Although it actually takes over an hour for the men to embark on their near-suicide mission, the first hour is a well-crafted exposition setting the scene and establishing the characters and their interactions for the audience making the film more tense once it gets going. We never know why the poor men are here: they are trapped in an inescapable predicament since they cannot afford the return fare home. Bored and listless, the hero, Mario, indulges in attracting the attention of the local beauty while his elderly friend, Jo, picks fights in the town bar. In these early scenes, Clouzot masterfully establishes character traits - particularly, the macho posturing - which intensifies the tension and suspense later on as the men find themselves locked behind the wheel of a truck on a collision course with death.
The opening also enables Clouzot to take a swipe at American industry and the capitalist system which exploits the poor masses to satisfy the few greedy rich. This is shown through the character of O'Brien, the oil company's foreman. He offers a $2000 pay-out to anybody who transports the trucks knowing full well that this is a near-suicidal mission. During a meeting with other representatives of the oil company, O'Brien says that the impoverished men will do anything for money and, when asked about the support of their unions, O'Brien ironically replies "to hell with their unions".
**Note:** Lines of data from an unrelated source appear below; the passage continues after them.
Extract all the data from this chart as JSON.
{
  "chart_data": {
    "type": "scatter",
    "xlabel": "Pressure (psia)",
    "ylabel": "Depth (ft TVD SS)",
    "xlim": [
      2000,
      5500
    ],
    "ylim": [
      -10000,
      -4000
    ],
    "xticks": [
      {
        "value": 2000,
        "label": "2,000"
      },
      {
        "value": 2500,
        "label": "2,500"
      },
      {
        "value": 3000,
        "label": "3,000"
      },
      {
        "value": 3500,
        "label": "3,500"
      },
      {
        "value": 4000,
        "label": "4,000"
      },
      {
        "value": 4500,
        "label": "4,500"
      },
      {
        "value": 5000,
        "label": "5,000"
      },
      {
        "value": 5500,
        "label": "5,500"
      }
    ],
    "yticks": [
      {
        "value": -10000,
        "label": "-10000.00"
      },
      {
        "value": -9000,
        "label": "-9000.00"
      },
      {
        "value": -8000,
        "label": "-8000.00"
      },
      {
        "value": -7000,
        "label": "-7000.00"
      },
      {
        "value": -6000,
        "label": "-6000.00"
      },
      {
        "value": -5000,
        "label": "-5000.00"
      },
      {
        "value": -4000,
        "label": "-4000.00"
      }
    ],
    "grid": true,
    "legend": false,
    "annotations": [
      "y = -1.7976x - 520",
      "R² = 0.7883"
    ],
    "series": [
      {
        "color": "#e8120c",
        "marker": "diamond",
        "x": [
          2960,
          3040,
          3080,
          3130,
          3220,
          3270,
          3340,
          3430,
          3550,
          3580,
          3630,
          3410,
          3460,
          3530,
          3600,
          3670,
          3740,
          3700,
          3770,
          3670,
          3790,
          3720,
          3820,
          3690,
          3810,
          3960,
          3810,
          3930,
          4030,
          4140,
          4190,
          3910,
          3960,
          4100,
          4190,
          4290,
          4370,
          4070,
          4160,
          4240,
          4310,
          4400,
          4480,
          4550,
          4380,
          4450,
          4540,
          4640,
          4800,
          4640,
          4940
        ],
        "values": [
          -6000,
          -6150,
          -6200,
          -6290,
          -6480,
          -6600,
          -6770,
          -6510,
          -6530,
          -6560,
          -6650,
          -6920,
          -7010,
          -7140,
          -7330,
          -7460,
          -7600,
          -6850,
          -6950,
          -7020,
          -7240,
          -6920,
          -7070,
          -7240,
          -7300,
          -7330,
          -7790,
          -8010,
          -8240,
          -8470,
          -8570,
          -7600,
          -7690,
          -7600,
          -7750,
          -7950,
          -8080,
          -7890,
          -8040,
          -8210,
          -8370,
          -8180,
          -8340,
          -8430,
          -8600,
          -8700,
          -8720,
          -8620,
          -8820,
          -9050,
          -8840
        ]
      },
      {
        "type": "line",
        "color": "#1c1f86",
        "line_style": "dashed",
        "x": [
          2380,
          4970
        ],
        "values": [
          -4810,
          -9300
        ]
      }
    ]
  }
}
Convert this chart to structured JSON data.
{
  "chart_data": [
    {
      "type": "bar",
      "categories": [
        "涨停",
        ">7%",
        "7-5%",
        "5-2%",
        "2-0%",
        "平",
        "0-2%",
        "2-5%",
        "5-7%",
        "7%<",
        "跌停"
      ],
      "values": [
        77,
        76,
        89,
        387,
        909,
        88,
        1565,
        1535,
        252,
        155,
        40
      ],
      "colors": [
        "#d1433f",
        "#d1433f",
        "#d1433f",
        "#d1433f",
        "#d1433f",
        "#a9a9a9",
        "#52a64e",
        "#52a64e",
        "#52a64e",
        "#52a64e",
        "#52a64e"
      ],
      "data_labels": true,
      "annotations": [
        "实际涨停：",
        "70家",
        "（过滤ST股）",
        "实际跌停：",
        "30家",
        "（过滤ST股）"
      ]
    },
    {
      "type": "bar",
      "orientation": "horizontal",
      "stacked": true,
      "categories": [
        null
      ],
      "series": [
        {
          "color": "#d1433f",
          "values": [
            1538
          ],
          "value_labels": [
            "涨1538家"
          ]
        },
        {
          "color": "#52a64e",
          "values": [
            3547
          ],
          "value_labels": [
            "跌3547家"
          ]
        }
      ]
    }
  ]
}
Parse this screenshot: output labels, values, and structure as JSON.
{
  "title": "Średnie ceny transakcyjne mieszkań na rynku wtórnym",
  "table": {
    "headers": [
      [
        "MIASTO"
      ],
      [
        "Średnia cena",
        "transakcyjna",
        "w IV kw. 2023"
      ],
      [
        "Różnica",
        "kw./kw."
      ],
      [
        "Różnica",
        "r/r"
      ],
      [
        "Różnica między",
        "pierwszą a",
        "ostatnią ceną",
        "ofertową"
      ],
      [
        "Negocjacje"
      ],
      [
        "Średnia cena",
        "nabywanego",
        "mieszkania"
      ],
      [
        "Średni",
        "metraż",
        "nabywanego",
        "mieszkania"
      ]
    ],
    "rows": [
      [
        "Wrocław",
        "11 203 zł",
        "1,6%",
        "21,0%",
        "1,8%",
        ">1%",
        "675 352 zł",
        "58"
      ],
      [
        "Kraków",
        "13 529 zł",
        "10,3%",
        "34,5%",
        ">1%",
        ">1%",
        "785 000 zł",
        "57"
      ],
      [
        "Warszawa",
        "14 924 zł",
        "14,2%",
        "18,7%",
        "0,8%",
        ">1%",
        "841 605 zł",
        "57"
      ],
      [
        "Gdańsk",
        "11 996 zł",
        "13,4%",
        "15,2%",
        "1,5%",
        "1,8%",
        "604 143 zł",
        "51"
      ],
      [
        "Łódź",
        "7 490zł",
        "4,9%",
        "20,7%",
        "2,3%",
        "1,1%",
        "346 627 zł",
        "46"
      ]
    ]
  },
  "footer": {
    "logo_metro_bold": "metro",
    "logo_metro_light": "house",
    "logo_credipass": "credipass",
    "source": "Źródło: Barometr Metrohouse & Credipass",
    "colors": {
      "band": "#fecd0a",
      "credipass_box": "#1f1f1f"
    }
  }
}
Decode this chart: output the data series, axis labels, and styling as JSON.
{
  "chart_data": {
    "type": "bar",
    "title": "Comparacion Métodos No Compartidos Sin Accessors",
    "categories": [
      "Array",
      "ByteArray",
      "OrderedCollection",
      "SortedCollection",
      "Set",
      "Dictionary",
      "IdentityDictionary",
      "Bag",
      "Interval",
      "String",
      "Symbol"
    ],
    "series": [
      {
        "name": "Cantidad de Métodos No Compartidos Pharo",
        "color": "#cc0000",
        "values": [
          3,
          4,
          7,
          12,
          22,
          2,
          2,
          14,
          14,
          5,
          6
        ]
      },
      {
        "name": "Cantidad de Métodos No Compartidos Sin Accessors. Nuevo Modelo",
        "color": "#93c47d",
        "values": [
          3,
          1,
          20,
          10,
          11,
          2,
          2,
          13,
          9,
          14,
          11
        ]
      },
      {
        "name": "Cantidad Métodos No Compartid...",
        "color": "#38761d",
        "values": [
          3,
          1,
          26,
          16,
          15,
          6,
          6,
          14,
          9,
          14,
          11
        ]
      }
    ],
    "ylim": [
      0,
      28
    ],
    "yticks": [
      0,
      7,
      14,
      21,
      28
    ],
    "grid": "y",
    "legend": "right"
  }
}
So why do the men accept this near suicidal mission? One of the great strengths of Wages of Fear is the way the characters act out of complex motives. They act out of self-interest: during the journey Mario's greed for the 'dough' leads him to turn against his comrade, Jo (one of the few men who retains his humanity despite the lure of money). Towards the end of the film Mario is faced with a choice over whether to save his friend who has fallen in an oil spillage or continue with the mission: it's hard not to see this as symbolic of the capitalist system turning man against man. In another scene exemplifying this theme, Luigi says he won't waste time warning Mario and Jo of the dangerous bridge they will encounter because 'they should've stayed ahead' (so they would have found it out for themselves). However, these men also accept the mission precisely because they are men: in several scenes throughout the film they posture their masculinity (a facade to the fear that they really feel). In one classic scene, Jo ruminates about his fear leading Mario to call him a 'woman who is too scared to do this job'. Jo - who is characterised by his wisdom and pragmatism - replies the Mario is a man who will end up having his balls hanging from a tree. Ironic considering the film's surprise denouement.
Despite the film's Marxist trappings, Wages of Fear has many brilliantly orchestrated moments of suspense which have been imitated by numerous films since but never bettered. Film was re-made by William Friedkin ('The Exorcist') as the criminally underrated 'Sorceror'. Although the latter has some brilliant set-pieces, I prefer the original for its depth of characterisation and mastery of suspense.